A railroad track and a road cross at a right angle. An observer stands on the road 70 meters south of the crossing and watches an eastbound train traveling at 60 meters per second. At how many meters per second is the train moving away from the observer 4 seconds after it passes through the intersection?
Well, 4 seconds after crossing, the train has traveled 240 m. Draw your figure, lets are 60, 240, and the hypotenuse is L=sqrt (60^2+240^2)
But in general, l^2=x^2+60^2
2L*dL/dt=2x dx/dt
you are solveing for dL/dt, you know x, dx/dt, and L.
To solve this problem, we can use the Pythagorean theorem to find the distance between the observer and the train after 4 seconds.
Let's define the distance between the observer and the train as "d". According to the problem, the observer stands 70 meters south of the crossing, so the distance perpendicular to the track is 70 meters.
After 4 seconds, the train will have traveled a distance of 4 seconds * 60 meters/second = 240 meters along the track.
Using the Pythagorean theorem, we can calculate the distance "d" as follows:
d^2 = (70 meters)^2 + (240 meters)^2
d^2 = 4900 meters^2 + 57600 meters^2
d^2 = 62500 meters^2
Taking the square root of both sides, we find:
d ≈ 250 meters
So, the distance between the observer and the train after 4 seconds is approximately 250 meters.

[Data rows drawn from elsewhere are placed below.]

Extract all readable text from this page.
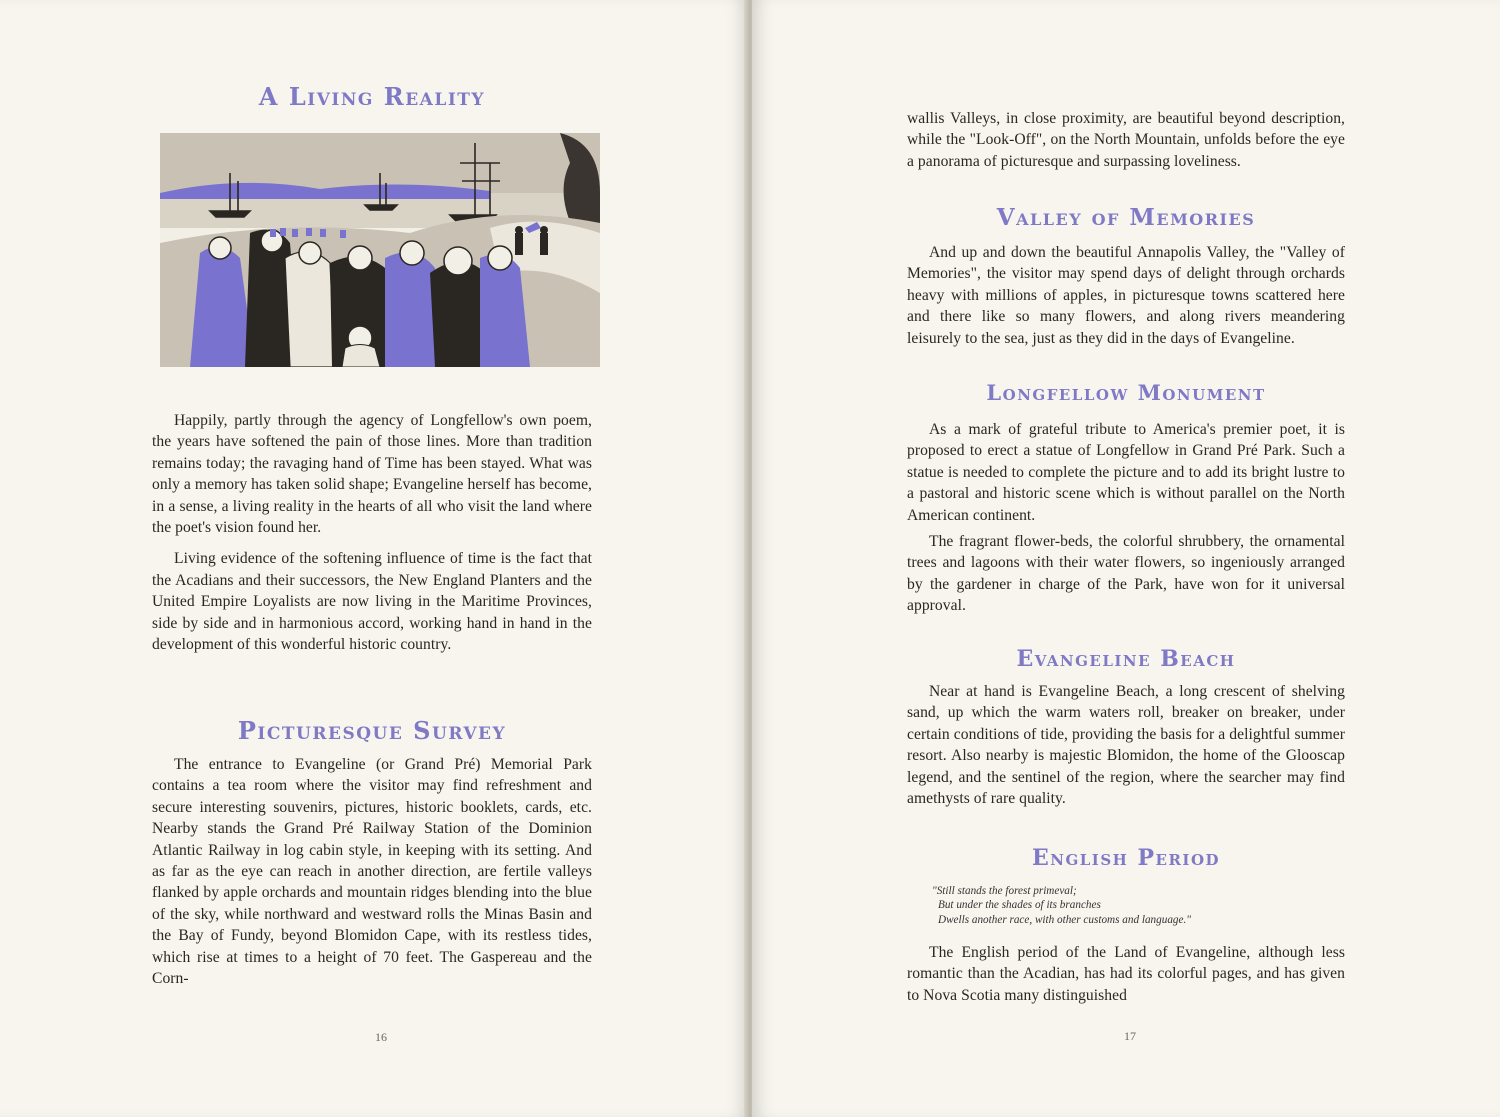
A Living Reality

Happily, partly through the agency of Longfellow's own poem, the years have softened the pain of those lines. More than tradition remains today; the ravaging hand of Time has been stayed. What was only a memory has taken solid shape; Evangeline herself has become, in a sense, a living reality in the hearts of all who visit the land where the poet's vision found her.

Living evidence of the softening influence of time is the fact that the Acadians and their successors, the New England Planters and the United Empire Loyalists are now living in the Maritime Provinces, side by side and in harmonious accord, working hand in hand in the development of this wonderful historic country.

Picturesque Survey

The entrance to Evangeline (or Grand Pré) Memorial Park contains a tea room where the visitor may find refreshment and secure interesting souvenirs, pictures, historic booklets, cards, etc. Nearby stands the Grand Pré Railway Station of the Dominion Atlantic Railway in log cabin style, in keeping with its setting. And as far as the eye can reach in another direction, are fertile valleys flanked by apple orchards and mountain ridges blending into the blue of the sky, while northward and westward rolls the Minas Basin and the Bay of Fundy, beyond Blomidon Cape, with its restless tides, which rise at times to a height of 70 feet. The Gaspereau and the Corn-

16

wallis Valleys, in close proximity, are beautiful beyond description, while the "Look-Off", on the North Mountain, unfolds before the eye a panorama of picturesque and surpassing loveliness.

Valley of Memories

And up and down the beautiful Annapolis Valley, the "Valley of Memories", the visitor may spend days of delight through orchards heavy with millions of apples, in picturesque towns scattered here and there like so many flowers, and along rivers meandering leisurely to the sea, just as they did in the days of Evangeline.

Longfellow Monument

As a mark of grateful tribute to America's premier poet, it is proposed to erect a statue of Longfellow in Grand Pré Park. Such a statue is needed to complete the picture and to add its bright lustre to a pastoral and historic scene which is without parallel on the North American continent.

The fragrant flower-beds, the colorful shrubbery, the ornamental trees and lagoons with their water flowers, so ingeniously arranged by the gardener in charge of the Park, have won for it universal approval.

Evangeline Beach

Near at hand is Evangeline Beach, a long crescent of shelving sand, up which the warm waters roll, breaker on breaker, under certain conditions of tide, providing the basis for a delightful summer resort. Also nearby is majestic Blomidon, the home of the Glooscap legend, and the sentinel of the region, where the searcher may find amethysts of rare quality.

English Period
"Still stands the forest primeval;
But under the shades of its branches
Dwells another race, with other customs and language."

The English period of the Land of Evangeline, although less romantic than the Acadian, has had its colorful pages, and has given to Nova Scotia many distinguished

17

Now, let's calculate how fast the train is moving away from the observer. Since the train is moving along the track, the rate of change of the distance along the track (speed) is the speed of the train. Therefore, the train is moving away from the observer at a speed of 60 meters/second.
To determine the train's velocity away from the observer after 4 seconds, we need to break down the problem and use the Pythagorean theorem.
First, we know that the observer and the train are moving along perpendicular directions, so we can treat their motions separately.
Let's assume the east direction is positive for simplicity.
1. Determine the horizontal distance traveled by the train in 4 seconds (d₁):
Velocity = Distance / Time
d₁ = Velocity * Time = 60 m/s * 4 s = 240 meters
2. Calculate the distance between the observer and the train 4 seconds after it passes through the intersection (d₂):
Since the observer is 70 meters south of the crossing, the vertical distance remains constant.
d₂ = √((d₁)² + (70 meters)²) = √((240 meters)² + (70 meters)²)
d₂ = √(57600 meters² + 4900 meters²) = √(62500 meters²) = 250 meters
3. Find the train's velocity away from the observer after 4 seconds:
To calculate this, we need to find the horizontal distance traveled by the train relative to the observer.
velocity away from the observer = d₁ / 4 seconds = 240 meters / 4 seconds = 60 meters per second
Therefore, the train is moving away from the observer at a velocity of 60 meters per second 4 seconds after it passes through the intersection.